A System for Improving the Separation of Fine Fraction of Construction and Demolition Waste Based on Artificial Intelligence and Modern Technology
摘要
The inappropriate sorting of construction and demolition waste (CDW) has severe environmental and economic consequences, including inefficient resource utilization and missed opportunities for recycling valuable materials. While the separation of large CDW particles is generally effective, sorting the fine fraction, also known as screening residue, remains a challenge. Improving the sorting of fines is crucial for promoting a circular economy, as they often contain materials with high recycling potential.
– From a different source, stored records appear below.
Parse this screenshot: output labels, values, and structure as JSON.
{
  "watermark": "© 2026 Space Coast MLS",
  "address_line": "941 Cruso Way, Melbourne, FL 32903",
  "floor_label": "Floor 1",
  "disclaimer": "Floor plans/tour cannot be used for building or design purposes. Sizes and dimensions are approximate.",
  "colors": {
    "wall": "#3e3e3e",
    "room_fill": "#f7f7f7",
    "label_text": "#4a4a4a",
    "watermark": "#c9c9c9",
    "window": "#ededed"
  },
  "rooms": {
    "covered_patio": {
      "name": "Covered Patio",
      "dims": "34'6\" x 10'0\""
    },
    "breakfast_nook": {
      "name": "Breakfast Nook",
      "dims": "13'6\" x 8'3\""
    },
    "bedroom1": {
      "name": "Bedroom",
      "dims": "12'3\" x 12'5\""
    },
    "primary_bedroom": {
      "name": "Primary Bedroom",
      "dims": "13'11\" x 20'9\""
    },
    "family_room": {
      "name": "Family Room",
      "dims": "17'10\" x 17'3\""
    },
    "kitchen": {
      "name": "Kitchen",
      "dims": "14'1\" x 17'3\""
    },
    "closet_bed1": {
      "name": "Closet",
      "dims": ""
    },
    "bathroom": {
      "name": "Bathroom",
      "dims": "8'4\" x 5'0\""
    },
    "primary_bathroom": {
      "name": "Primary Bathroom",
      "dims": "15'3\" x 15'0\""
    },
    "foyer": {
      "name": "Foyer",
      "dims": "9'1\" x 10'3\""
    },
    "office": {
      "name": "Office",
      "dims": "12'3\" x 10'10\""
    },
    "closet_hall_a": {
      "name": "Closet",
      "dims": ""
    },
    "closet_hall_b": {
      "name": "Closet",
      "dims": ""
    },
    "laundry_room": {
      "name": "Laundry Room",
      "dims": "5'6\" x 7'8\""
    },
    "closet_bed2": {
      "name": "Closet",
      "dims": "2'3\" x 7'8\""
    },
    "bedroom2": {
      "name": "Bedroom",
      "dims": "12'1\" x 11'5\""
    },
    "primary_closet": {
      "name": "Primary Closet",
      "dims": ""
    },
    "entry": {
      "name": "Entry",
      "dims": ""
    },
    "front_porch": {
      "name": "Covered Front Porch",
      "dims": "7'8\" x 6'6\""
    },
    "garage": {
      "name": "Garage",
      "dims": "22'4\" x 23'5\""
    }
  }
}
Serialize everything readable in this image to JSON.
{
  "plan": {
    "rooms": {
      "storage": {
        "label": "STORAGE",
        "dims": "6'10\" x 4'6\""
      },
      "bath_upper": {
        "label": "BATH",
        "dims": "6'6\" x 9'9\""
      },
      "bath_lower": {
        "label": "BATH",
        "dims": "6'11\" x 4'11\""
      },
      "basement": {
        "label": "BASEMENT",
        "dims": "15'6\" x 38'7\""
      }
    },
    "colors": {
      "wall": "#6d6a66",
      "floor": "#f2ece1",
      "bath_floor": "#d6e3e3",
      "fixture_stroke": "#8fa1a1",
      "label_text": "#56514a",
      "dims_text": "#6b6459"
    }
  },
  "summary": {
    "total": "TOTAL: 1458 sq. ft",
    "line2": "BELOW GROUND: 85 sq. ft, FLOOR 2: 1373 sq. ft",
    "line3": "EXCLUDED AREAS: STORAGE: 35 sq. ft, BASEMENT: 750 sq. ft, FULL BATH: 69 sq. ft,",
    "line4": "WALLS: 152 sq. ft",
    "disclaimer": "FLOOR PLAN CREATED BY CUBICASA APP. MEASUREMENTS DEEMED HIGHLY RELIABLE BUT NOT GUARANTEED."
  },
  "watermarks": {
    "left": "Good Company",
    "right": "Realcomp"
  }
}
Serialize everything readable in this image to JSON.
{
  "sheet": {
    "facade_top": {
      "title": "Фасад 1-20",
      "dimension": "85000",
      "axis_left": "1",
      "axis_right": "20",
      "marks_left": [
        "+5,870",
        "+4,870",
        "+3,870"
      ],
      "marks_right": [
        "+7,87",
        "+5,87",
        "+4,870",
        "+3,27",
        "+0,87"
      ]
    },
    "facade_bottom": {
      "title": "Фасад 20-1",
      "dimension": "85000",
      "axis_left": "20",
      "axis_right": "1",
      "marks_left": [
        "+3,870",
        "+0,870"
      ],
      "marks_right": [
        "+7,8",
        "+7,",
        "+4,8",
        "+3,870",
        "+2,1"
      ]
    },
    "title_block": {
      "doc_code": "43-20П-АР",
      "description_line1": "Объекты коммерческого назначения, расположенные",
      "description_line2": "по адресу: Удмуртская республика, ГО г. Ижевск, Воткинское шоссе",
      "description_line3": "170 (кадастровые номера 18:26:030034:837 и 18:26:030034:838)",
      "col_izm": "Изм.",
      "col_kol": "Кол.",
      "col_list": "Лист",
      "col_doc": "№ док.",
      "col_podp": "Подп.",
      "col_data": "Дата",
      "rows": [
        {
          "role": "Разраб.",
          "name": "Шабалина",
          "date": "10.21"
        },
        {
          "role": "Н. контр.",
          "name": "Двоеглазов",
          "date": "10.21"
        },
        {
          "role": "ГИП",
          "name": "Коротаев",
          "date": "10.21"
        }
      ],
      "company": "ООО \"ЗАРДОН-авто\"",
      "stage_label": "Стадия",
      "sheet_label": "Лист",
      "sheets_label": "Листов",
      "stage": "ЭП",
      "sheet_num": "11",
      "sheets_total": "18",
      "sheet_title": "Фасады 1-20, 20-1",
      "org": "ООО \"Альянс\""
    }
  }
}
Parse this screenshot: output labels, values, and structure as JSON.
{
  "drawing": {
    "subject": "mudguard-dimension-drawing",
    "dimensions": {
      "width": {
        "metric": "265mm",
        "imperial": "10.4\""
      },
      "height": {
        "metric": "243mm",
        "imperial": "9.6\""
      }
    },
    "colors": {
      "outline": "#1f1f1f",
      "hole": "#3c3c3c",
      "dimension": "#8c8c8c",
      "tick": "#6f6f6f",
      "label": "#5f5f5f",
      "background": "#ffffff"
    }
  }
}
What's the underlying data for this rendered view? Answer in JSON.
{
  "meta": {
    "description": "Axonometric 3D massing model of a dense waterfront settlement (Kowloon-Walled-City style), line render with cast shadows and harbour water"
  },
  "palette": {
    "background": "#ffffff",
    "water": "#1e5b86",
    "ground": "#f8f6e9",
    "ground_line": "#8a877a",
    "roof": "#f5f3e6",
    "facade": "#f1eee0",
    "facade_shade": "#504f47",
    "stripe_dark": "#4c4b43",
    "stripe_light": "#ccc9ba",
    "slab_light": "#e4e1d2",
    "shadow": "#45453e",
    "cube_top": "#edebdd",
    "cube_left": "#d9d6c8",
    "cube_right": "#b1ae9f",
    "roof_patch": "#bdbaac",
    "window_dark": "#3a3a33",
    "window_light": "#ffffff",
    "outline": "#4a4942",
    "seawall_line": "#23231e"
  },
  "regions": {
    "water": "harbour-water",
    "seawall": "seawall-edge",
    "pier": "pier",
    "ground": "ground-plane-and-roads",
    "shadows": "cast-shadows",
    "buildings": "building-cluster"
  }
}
This study proposes an intelligent recycling system based on artificial intelligence (AI) to address this challenge. The system combines advanced technologies such as sensors, cameras, and robotics to improve the recycling rate of the CDW fine fraction. AI systems utilize machine learning algorithms to accurately identify and classify materials based on their physical, chemical, or optical characteristics. A major advantage of AI is its ability to continuously learn and adapt. This is particularly beneficial for dealing with the diverse and ever-changing nature of CDW, where waste composition can vary significantly. Data collection is a key element in developing these systems; however, it can be a time-consuming process. Therefore, improving the availability and quality of open-source databases is essential to facilitate the deployment of these modern sorting systems.